Murphy, meanwhile, is a formidable advocate for her industry, as she rails against the negative impact of current carbon-limiting measures on the haulage sector. Indeed, she marshals such an amount of technical information that even O’Rourke sounds somewhat bewildered. “You’re saying what exactly?” he asks at one point. Murphy’s trump card is that Ryan doesn’t know the difference between a Euro 6 diesel engine and a Euro 6 gas engine. (There is none, apparently.) She seizes on this as proof that the TD lacks the expertise to formulate policy, making the point several times. “In fairness not many people would know the difference,” O’Rourke eventually remarks.

Murphy isn’t necessarily better informed when it comes to policy ideas. She suggests that cattle should wear nappies to prevent methane emissions; when Ryan says cows emit methane from their mouths, Murphy says they could wear gas masks. By this stage, the acrimony has increased to the level that reasoned debate has long gone out the window, if it were ever possible between an overly idealistic politician and a hard-headed sectoral lobbyist.

All in all, it’s a diverting spectacle for those who enjoy a bit of spice with their current affairs radio, but the substance tends to gets lost. An individual interrogation of each by O’Rourke would probably be more enlightening. Compared to the ding-dongs on his show, the bells of the Angelus seem like sweet silence.

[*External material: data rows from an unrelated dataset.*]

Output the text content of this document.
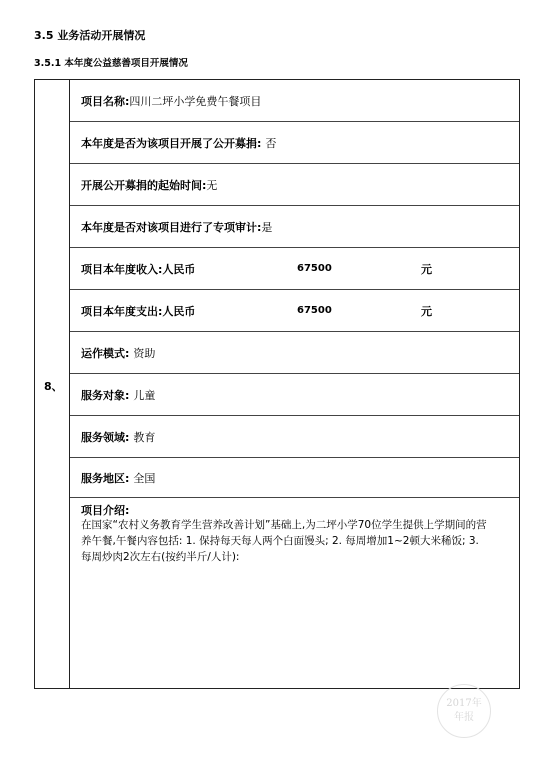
3.5 业务活动开展情况
3.5.1 本年度公益慈善项目开展情况
8、
项目名称: 四川二坪小学免费午餐项目
本年度是否为该项目开展了公开募捐: 否
开展公开募捐的起始时间: 无
本年度是否对该项目进行了专项审计: 是
项目本年度收入:人民币	67500	元
项目本年度支出:人民币	67500	元
运作模式: 资助
服务对象: 儿童
服务领域: 教育
服务地区: 全国
项目介绍:
在国家“农村义务教育学生营养改善计划”基础上,为二坪小学70位学生提供上学期间的营养午餐,午餐内容包括: 1. 保持每天每人两个白面馒头; 2. 每周增加1~2顿大米稀饭; 3. 每周炒肉2次左右(按约半斤/人计):
2017年
年报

Radio Moment of the Week: Country loses its best friend

The unexpected death of broadcaster Sandy Harsch casts a shadow over last week, robbing Irish music radio of one of its most distinctive voices. As presenter of RTÉ Radio 1’s long-running show Country Time, Harsch was a wonderful advocate of country music in all its variations. Up until two weeks ago, she could be heard on her Saturday night slot playing tracks by veteran and emerging artists from the US and Ireland, while offering honest opinion and deep knowledge in her gently authoritative American accent, still strong after more than 50 years living in Ireland. An invaluable resource for country fans, Harsch’s show was also a revelatory pleasure for any music lover who stumbled across it. A true fan and a natural broadcaster, she will be sadly missed.